People less outraged by gender discrimination caused by algorithms
People are less morally outraged when gender discrimination occurs because of an algorithm rather than direct human involvement, according to research published by the American Psychological Association.
In the study, researchers coined the phrase "algorithmic outrage deficit" to describe their findings from eight experiments conducted with a total of more than 3,900 participants from the United States, Canada and Norway.
When presented with various scenarios about gender discrimination in hiring decisions caused by algorithms and humans, participants were less morally outraged about those caused by algorithms. Participants also believed companies were less legally liable for discrimination when it was due to an algorithm.
"It's concerning that companies could use algorithms to shield themselves from blame and public scrutiny over discriminatory practices," said lead researcher Yochanan Bigman, Ph.D., a post-doctoral research fellow at Yale University and incoming assistant professor at Hebrew University. The findings could have broader implications and affect efforts to combat discrimination, Bigman said. The research was published online in the Journal of Experimental Psychology: General.

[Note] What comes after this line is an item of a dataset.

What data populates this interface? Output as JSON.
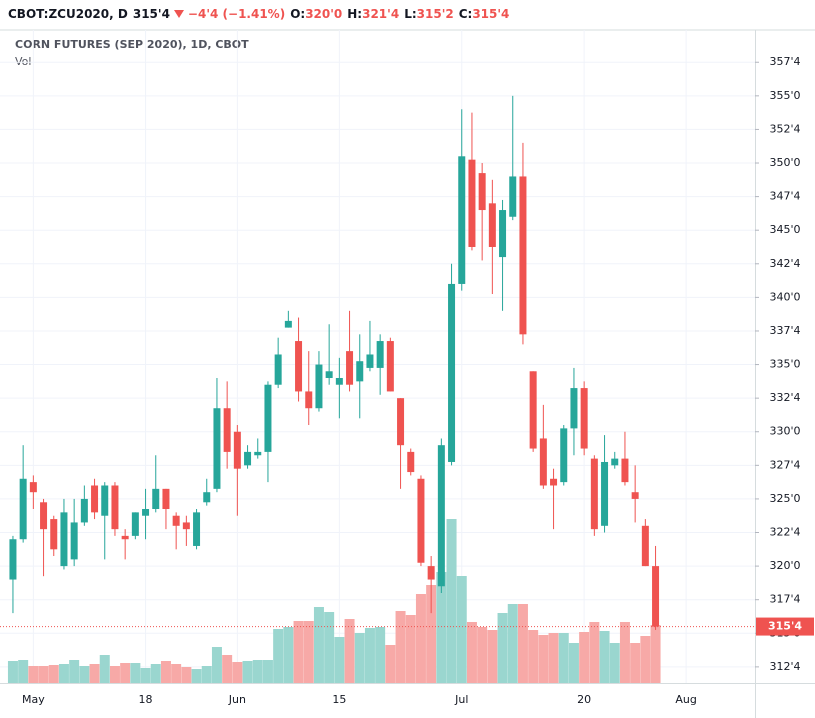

"People see humans who discriminate as motivated by prejudice, such as racism or sexism, but they see algorithms that discriminate as motivated by data, so they are less morally outraged," Bigman said. "Moral outrage is an important societal mechanism to motivate people to address injustices. If people are less morally outraged about discrimination, then they might be less motivated to do something about it."

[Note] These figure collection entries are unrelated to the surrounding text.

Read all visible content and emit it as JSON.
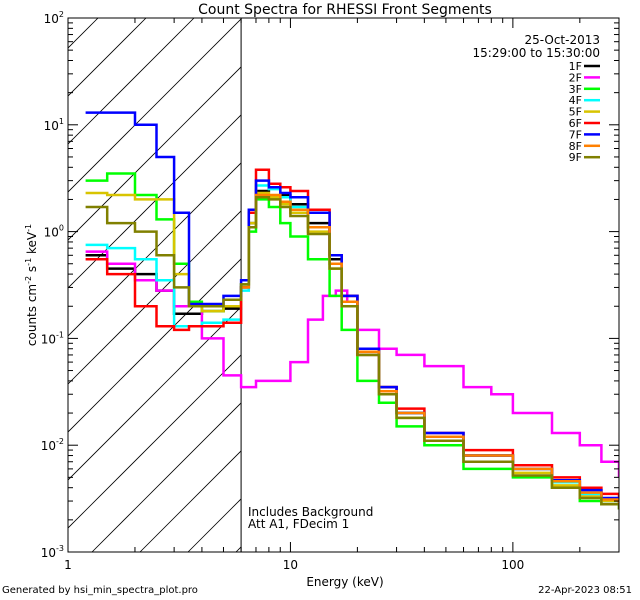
{
  "chart_data": {
    "type": "line",
    "title": "Count Spectra for RHESSI Front Segments",
    "xlabel": "Energy (keV)",
    "ylabel": "counts cm",
    "ylabel_sup1": "-2",
    "ylabel_mid": " s",
    "ylabel_sup2": "-1",
    "ylabel_mid2": " keV",
    "ylabel_sup3": "-1",
    "xscale": "log",
    "yscale": "log",
    "xlim": [
      1,
      300
    ],
    "ylim": [
      0.001,
      100
    ],
    "x_tick_labels": [
      {
        "value": 1,
        "label": "1"
      },
      {
        "value": 10,
        "label": "10"
      },
      {
        "value": 100,
        "label": "100"
      }
    ],
    "y_tick_labels": [
      {
        "value": 100,
        "base": "10",
        "exp": "2"
      },
      {
        "value": 10,
        "base": "10",
        "exp": "1"
      },
      {
        "value": 1,
        "base": "10",
        "exp": "0"
      },
      {
        "value": 0.1,
        "base": "10",
        "exp": "-1"
      },
      {
        "value": 0.01,
        "base": "10",
        "exp": "-2"
      },
      {
        "value": 0.001,
        "base": "10",
        "exp": "-3"
      }
    ],
    "date": "25-Oct-2013",
    "time_range": "15:29:00 to 15:30:00",
    "cutoff_energy": 6,
    "annotations": [
      "Includes Background",
      "Att A1, FDecim 1"
    ],
    "series": [
      {
        "name": "1F",
        "color": "#000000",
        "points": [
          [
            1.2,
            0.6
          ],
          [
            1.5,
            0.45
          ],
          [
            2,
            0.4
          ],
          [
            2.5,
            0.28
          ],
          [
            3,
            0.17
          ],
          [
            3.5,
            0.17
          ],
          [
            4,
            0.18
          ],
          [
            5,
            0.19
          ],
          [
            6,
            0.3
          ],
          [
            6.5,
            1.2
          ],
          [
            7,
            2.4
          ],
          [
            8,
            2.6
          ],
          [
            9,
            2.2
          ],
          [
            10,
            1.8
          ],
          [
            12,
            1.2
          ],
          [
            15,
            0.55
          ],
          [
            17,
            0.25
          ],
          [
            20,
            0.08
          ],
          [
            25,
            0.035
          ],
          [
            30,
            0.02
          ],
          [
            40,
            0.012
          ],
          [
            60,
            0.008
          ],
          [
            100,
            0.006
          ],
          [
            150,
            0.0045
          ],
          [
            200,
            0.0035
          ],
          [
            250,
            0.003
          ],
          [
            300,
            0.0028
          ]
        ]
      },
      {
        "name": "2F",
        "color": "#ff00ff",
        "points": [
          [
            1.2,
            0.65
          ],
          [
            1.5,
            0.5
          ],
          [
            2,
            0.35
          ],
          [
            2.5,
            0.28
          ],
          [
            3,
            0.2
          ],
          [
            4,
            0.1
          ],
          [
            5,
            0.045
          ],
          [
            6,
            0.035
          ],
          [
            7,
            0.04
          ],
          [
            8,
            0.04
          ],
          [
            10,
            0.06
          ],
          [
            12,
            0.15
          ],
          [
            14,
            0.25
          ],
          [
            16,
            0.28
          ],
          [
            18,
            0.22
          ],
          [
            20,
            0.12
          ],
          [
            25,
            0.08
          ],
          [
            30,
            0.07
          ],
          [
            40,
            0.055
          ],
          [
            60,
            0.035
          ],
          [
            80,
            0.03
          ],
          [
            100,
            0.02
          ],
          [
            150,
            0.013
          ],
          [
            200,
            0.01
          ],
          [
            250,
            0.007
          ],
          [
            300,
            0.005
          ]
        ]
      },
      {
        "name": "3F",
        "color": "#00ff00",
        "points": [
          [
            1.2,
            3
          ],
          [
            1.5,
            3.5
          ],
          [
            2,
            2.2
          ],
          [
            2.5,
            1.3
          ],
          [
            3,
            0.5
          ],
          [
            3.5,
            0.22
          ],
          [
            4,
            0.18
          ],
          [
            5,
            0.2
          ],
          [
            6,
            0.32
          ],
          [
            6.5,
            1
          ],
          [
            7,
            2
          ],
          [
            8,
            1.7
          ],
          [
            9,
            1.2
          ],
          [
            10,
            0.9
          ],
          [
            12,
            0.55
          ],
          [
            15,
            0.25
          ],
          [
            17,
            0.12
          ],
          [
            20,
            0.04
          ],
          [
            25,
            0.025
          ],
          [
            30,
            0.015
          ],
          [
            40,
            0.01
          ],
          [
            60,
            0.006
          ],
          [
            100,
            0.005
          ],
          [
            150,
            0.004
          ],
          [
            200,
            0.003
          ],
          [
            250,
            0.0028
          ],
          [
            300,
            0.0025
          ]
        ]
      },
      {
        "name": "4F",
        "color": "#00ffff",
        "points": [
          [
            1.2,
            0.75
          ],
          [
            1.5,
            0.7
          ],
          [
            2,
            0.55
          ],
          [
            2.5,
            0.35
          ],
          [
            3,
            0.13
          ],
          [
            3.5,
            0.13
          ],
          [
            4,
            0.14
          ],
          [
            5,
            0.15
          ],
          [
            6,
            0.28
          ],
          [
            6.5,
            1.1
          ],
          [
            7,
            2.7
          ],
          [
            8,
            2.5
          ],
          [
            9,
            2.1
          ],
          [
            10,
            1.7
          ],
          [
            12,
            1.1
          ],
          [
            15,
            0.5
          ],
          [
            17,
            0.22
          ],
          [
            20,
            0.07
          ],
          [
            25,
            0.03
          ],
          [
            30,
            0.02
          ],
          [
            40,
            0.012
          ],
          [
            60,
            0.007
          ],
          [
            100,
            0.006
          ],
          [
            150,
            0.0045
          ],
          [
            200,
            0.0035
          ],
          [
            250,
            0.003
          ],
          [
            300,
            0.0027
          ]
        ]
      },
      {
        "name": "5F",
        "color": "#d8c400",
        "points": [
          [
            1.2,
            2.3
          ],
          [
            1.5,
            2.2
          ],
          [
            2,
            2
          ],
          [
            2.5,
            2
          ],
          [
            3,
            0.4
          ],
          [
            3.5,
            0.2
          ],
          [
            4,
            0.18
          ],
          [
            5,
            0.2
          ],
          [
            6,
            0.32
          ],
          [
            6.5,
            1.2
          ],
          [
            7,
            2.3
          ],
          [
            8,
            2.1
          ],
          [
            9,
            1.8
          ],
          [
            10,
            1.5
          ],
          [
            12,
            1
          ],
          [
            15,
            0.45
          ],
          [
            17,
            0.2
          ],
          [
            20,
            0.07
          ],
          [
            25,
            0.03
          ],
          [
            30,
            0.018
          ],
          [
            40,
            0.011
          ],
          [
            60,
            0.007
          ],
          [
            100,
            0.0055
          ],
          [
            150,
            0.0042
          ],
          [
            200,
            0.0033
          ],
          [
            250,
            0.003
          ],
          [
            300,
            0.0028
          ]
        ]
      },
      {
        "name": "6F",
        "color": "#ff0000",
        "points": [
          [
            1.2,
            0.55
          ],
          [
            1.5,
            0.4
          ],
          [
            2,
            0.2
          ],
          [
            2.5,
            0.13
          ],
          [
            3,
            0.12
          ],
          [
            3.5,
            0.13
          ],
          [
            4,
            0.13
          ],
          [
            5,
            0.14
          ],
          [
            6,
            0.3
          ],
          [
            6.5,
            1.5
          ],
          [
            7,
            3.8
          ],
          [
            8,
            2.8
          ],
          [
            9,
            2.6
          ],
          [
            10,
            2.4
          ],
          [
            12,
            1.6
          ],
          [
            15,
            0.6
          ],
          [
            17,
            0.25
          ],
          [
            20,
            0.07
          ],
          [
            25,
            0.035
          ],
          [
            30,
            0.022
          ],
          [
            40,
            0.013
          ],
          [
            60,
            0.009
          ],
          [
            100,
            0.0065
          ],
          [
            150,
            0.005
          ],
          [
            200,
            0.004
          ],
          [
            250,
            0.0035
          ],
          [
            300,
            0.003
          ]
        ]
      },
      {
        "name": "7F",
        "color": "#0000ff",
        "points": [
          [
            1.2,
            13
          ],
          [
            1.5,
            13
          ],
          [
            2,
            10
          ],
          [
            2.5,
            5
          ],
          [
            3,
            1.5
          ],
          [
            3.5,
            0.21
          ],
          [
            4,
            0.21
          ],
          [
            5,
            0.25
          ],
          [
            6,
            0.35
          ],
          [
            6.5,
            1.6
          ],
          [
            7,
            3
          ],
          [
            8,
            2.6
          ],
          [
            9,
            2.3
          ],
          [
            10,
            2.1
          ],
          [
            12,
            1.5
          ],
          [
            15,
            0.6
          ],
          [
            17,
            0.25
          ],
          [
            20,
            0.08
          ],
          [
            25,
            0.035
          ],
          [
            30,
            0.02
          ],
          [
            40,
            0.013
          ],
          [
            60,
            0.008
          ],
          [
            100,
            0.006
          ],
          [
            150,
            0.0047
          ],
          [
            200,
            0.0038
          ],
          [
            250,
            0.0032
          ],
          [
            300,
            0.0028
          ]
        ]
      },
      {
        "name": "8F",
        "color": "#ff8000",
        "points": [
          [
            6,
            0.3
          ],
          [
            6.5,
            1.1
          ],
          [
            7,
            2.2
          ],
          [
            8,
            2.2
          ],
          [
            9,
            1.9
          ],
          [
            10,
            1.6
          ],
          [
            12,
            1.1
          ],
          [
            15,
            0.5
          ],
          [
            17,
            0.22
          ],
          [
            20,
            0.075
          ],
          [
            25,
            0.032
          ],
          [
            30,
            0.02
          ],
          [
            40,
            0.012
          ],
          [
            60,
            0.008
          ],
          [
            100,
            0.006
          ],
          [
            150,
            0.0046
          ],
          [
            200,
            0.0036
          ],
          [
            250,
            0.0031
          ],
          [
            300,
            0.0028
          ]
        ]
      },
      {
        "name": "9F",
        "color": "#808000",
        "points": [
          [
            1.2,
            1.7
          ],
          [
            1.5,
            1.2
          ],
          [
            2,
            1
          ],
          [
            2.5,
            0.6
          ],
          [
            3,
            0.3
          ],
          [
            3.5,
            0.2
          ],
          [
            4,
            0.2
          ],
          [
            5,
            0.23
          ],
          [
            6,
            0.32
          ],
          [
            6.5,
            1.1
          ],
          [
            7,
            2.1
          ],
          [
            8,
            2
          ],
          [
            9,
            1.7
          ],
          [
            10,
            1.4
          ],
          [
            12,
            0.95
          ],
          [
            15,
            0.45
          ],
          [
            17,
            0.2
          ],
          [
            20,
            0.07
          ],
          [
            25,
            0.03
          ],
          [
            30,
            0.018
          ],
          [
            40,
            0.011
          ],
          [
            60,
            0.007
          ],
          [
            100,
            0.0052
          ],
          [
            150,
            0.004
          ],
          [
            200,
            0.0032
          ],
          [
            250,
            0.0028
          ],
          [
            300,
            0.0025
          ]
        ]
      }
    ]
  },
  "footer": {
    "left": "Generated by hsi_min_spectra_plot.pro",
    "right": "22-Apr-2023 08:51"
  }
}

Some of the experiments used a scenario based on a real-life example of alleged algorithm-based gender discrimination by Amazon that penalized female job applicants. While the research focused on gender discrimination, one of the eight experiments was replicated to examine racial and age discrimination and had similar findings.
Knowledge about artificial intelligence didn't appear to make a difference. In one experiment with more than 150 tech workers in Norway, participants who reported greater knowledge about artificial intelligence were still less outraged by gender discrimination caused by algorithms.
When people learn more about a specific algorithm it may affect their outlook, the researchers found. In another study, participants were more outraged when a hiring algorithm that caused gender discrimination was created by male programmers at a company known for sexist practices.
Programmers should be aware of the possibility of unintended discrimination when designing new algorithms, Bigman said. Public education campaigns also could stress that discrimination caused by algorithms may be a result of existing inequities, he said.